Monday, Oct. 31, 1938
Manifesto & Election
Heavily subsidized by the State, the semi-official French news agency Havas, seldom plays big what the Cabinet wants played small. Last week Havas carried on its wires a manifesto issued in dramatic circumstances by the 30-year-old Comte de Paris, son of the 64-year-old Bourbon- Orleans pretender, the Due de Guise.
It is against French law for either the Pretender or his son to enter France, and the frontiers today are closely watched for unauthorized aircraft, but a private plane encountered no obstacle in bringing the Comte de Paris illegally in broad daylight from Brussels to a country house in Normandy. There discreetly chosen French journalists had been assembled "to meet the Comtesse."
The Comtesse de Paris did not appear, but suddenly a door sprang open and the aide de camp of "Prince Henri, Comte de Paris et Dauphin de France" announced, with the traditional French royal reverence, " Monseigneur!"
Monseigneur, whom the journalists later toasted in champagne with the cry "To the restoration of France!" handed them a manifesto. It argued that, while for weak France to have tried "to bluff" and refuse to sign the "Munich capitulation" would have been "as criminal as war itself," nevertheless this "humiliation that has no precedent in our history" must be redressed by strengthening France, and this required neither policies of the Right nor Left but unity under a constitutional monarch.
Referring to his Royal House, Monseigneur declared: "We alone can act as umpire, and, aided by all Frenchmen, can remake France. If France rejects monarchy she must choose between decay and party dictatorship." In two hours the Comte de Paris was safely back in Belgium.

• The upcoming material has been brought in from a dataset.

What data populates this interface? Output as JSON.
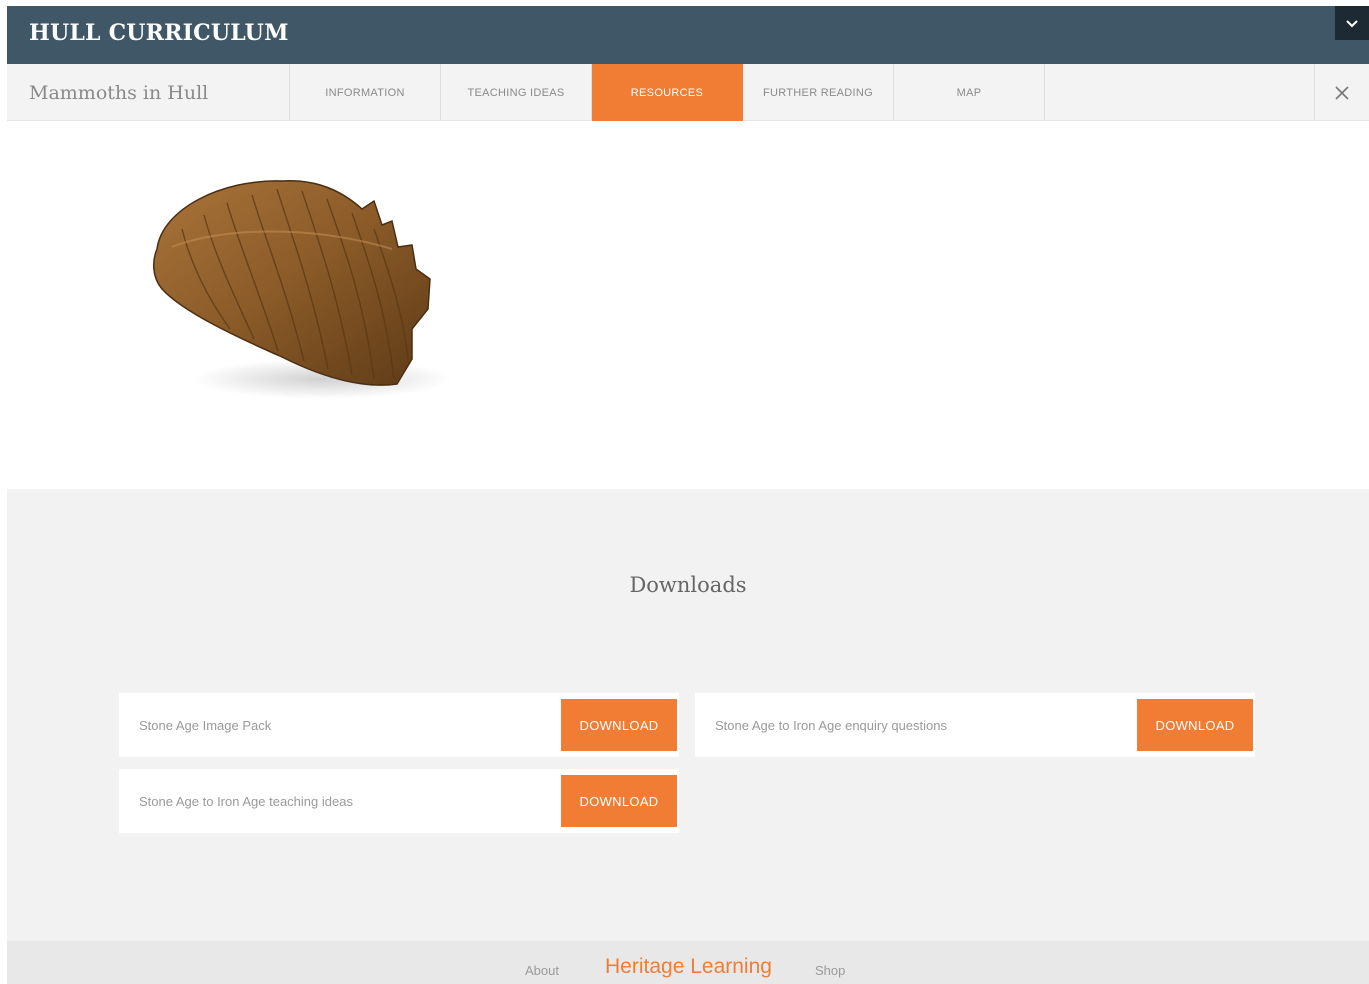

Two days later election of one-third of the French Senate quietly took place with such minor gains and losses of the various parties that neutral observers figured the uncertain French parliamentary balance had simply been maintained. Outstanding was the personal triumph of Socialist Marx Dormoy, a protege of Leon ("New Deal") Blum, who won his Senate seat in a smashing victory this week over Rightist Marcel Regnier, a protege of Pierre ("Hoare-Laval Deal") Laval.